Figure 6: Post-operative radiograph showing the calcaneum filled with bone graft material with restoration of structural integrity.
ABC is a benign but locally aggressive lesion that poses diagnostic and therapeutic challenges, particularly when occurring in rare locations, such as the calcaneum. Although ABC commonly affects long bones and vertebrae, involvement of the calcaneum is uncommon, accounting for approximately 1–2% of cases. Due to its rarity and overlapping radiological features with other cystic lesions, diagnosis can be difficult. Clinically, calcaneal ABC typically presents with heel pain, as seen in our case, rather than a pathological fracture, which is more common in long bones [9]. Radiographically, ABC appears as an expansile osteolytic lesion with cortical thinning, while MRI findings of fluid–fluid levels are highly suggestive but not specific [10]. Hence, differentiation from entities such as unicameral bone cyst, chondroblastoma, giant cell tumour, and telangiectatic osteosarcoma is essential [11]. Histopathological examination remains the gold standard for definitive diagnosis, demonstrating characteristic blood-filled spaces and multinucleated giant cells [12]. The management of calcaneal ABC is influenced by its location in a weight-bearing bone. While various treatment modalities, such as sclerotherapy and embolisation, have been described, intralesional curettage with bone grafting remains the most widely accepted approach [13,14]. In our case, extended curettage using a high-speed burr was performed to reduce recurrence risk, followed by bone grafting to restore structural integrity and support early mobilisation. Recurrence rates for ABC range from 10% to 30%, with higher rates reported following incomplete removal [15]. The use of extended curettage techniques has been shown to significantly decrease recurrence. Our patient demonstrated excellent clinical and radiological outcomes at 6 months’ follow-up, with no evidence of recurrence. This case highlights the importance of considering ABC in the differential diagnosis of calcaneal lesions and supports extended curettage with bone grafting as an effective treatment modality in achieving favourable outcomes.

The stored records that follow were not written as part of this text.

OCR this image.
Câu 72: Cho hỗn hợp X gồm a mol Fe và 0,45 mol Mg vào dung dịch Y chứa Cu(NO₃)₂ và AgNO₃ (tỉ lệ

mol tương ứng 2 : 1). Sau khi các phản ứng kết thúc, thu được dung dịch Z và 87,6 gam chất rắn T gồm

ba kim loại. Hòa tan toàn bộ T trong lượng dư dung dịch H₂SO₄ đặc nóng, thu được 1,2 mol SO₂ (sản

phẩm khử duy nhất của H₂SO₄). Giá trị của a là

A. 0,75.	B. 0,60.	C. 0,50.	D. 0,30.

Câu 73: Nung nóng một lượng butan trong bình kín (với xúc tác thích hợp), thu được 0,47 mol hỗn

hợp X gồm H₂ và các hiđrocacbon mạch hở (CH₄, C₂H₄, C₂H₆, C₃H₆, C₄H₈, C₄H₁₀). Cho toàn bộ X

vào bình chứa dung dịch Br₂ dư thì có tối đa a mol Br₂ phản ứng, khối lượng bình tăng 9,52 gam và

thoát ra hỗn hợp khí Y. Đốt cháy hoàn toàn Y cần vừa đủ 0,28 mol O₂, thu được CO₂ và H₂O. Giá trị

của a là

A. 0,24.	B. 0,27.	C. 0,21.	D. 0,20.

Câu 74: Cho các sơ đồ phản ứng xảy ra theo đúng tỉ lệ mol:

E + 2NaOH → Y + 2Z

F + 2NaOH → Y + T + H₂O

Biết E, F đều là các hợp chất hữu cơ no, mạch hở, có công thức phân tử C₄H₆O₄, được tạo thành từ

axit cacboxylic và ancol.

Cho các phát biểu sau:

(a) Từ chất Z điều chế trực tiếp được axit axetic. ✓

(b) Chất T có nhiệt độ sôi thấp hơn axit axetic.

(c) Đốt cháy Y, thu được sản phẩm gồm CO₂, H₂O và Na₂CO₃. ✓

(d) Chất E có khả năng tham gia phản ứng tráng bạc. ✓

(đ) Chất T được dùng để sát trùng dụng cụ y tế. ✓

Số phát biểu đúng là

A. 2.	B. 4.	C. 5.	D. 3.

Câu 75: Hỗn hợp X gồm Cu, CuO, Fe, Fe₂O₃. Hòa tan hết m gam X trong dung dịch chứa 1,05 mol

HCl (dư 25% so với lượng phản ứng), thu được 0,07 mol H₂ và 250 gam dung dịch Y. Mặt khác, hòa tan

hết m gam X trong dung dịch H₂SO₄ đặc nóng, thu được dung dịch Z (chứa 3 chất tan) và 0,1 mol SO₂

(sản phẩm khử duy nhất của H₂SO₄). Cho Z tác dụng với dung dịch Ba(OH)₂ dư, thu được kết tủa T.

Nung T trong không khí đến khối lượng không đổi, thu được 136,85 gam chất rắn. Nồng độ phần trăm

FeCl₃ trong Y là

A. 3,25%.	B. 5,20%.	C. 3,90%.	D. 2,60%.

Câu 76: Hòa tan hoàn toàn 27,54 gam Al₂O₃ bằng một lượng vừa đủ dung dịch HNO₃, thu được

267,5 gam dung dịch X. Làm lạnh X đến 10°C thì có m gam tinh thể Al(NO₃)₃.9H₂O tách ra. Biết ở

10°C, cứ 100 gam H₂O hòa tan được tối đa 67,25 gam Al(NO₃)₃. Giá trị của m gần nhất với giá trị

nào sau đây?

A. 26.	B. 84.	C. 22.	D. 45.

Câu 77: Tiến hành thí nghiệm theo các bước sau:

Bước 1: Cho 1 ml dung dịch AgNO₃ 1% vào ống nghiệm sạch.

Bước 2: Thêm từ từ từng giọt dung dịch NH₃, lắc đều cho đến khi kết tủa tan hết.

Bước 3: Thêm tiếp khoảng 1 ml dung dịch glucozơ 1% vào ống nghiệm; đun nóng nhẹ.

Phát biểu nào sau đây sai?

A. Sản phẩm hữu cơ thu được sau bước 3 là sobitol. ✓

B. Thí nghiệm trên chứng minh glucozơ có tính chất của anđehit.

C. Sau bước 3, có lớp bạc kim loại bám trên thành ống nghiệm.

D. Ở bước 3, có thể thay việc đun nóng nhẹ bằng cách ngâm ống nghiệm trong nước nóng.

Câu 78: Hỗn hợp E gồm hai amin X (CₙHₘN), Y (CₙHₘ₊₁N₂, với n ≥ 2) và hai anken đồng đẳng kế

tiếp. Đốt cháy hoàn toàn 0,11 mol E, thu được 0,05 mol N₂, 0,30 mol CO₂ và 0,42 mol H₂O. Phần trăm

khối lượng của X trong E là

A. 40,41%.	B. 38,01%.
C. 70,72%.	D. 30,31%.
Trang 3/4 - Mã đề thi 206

Calcaneal ABC is a rare entity presenting with chronic heel pain. Accurate diagnosis requires correlation of clinical, radiological, and histopathological findings. Extended curettage with bone grafting and guarded mobilisation is an effective treatment modality with good functional outcomes.
- Consider ABC in young patients with persistent heel pain
- MRI fluid–fluid levels are suggestive but not definitive
- Histopathology is mandatory for diagnosis
- Extended curettage with bone grafting is the treatment of choice.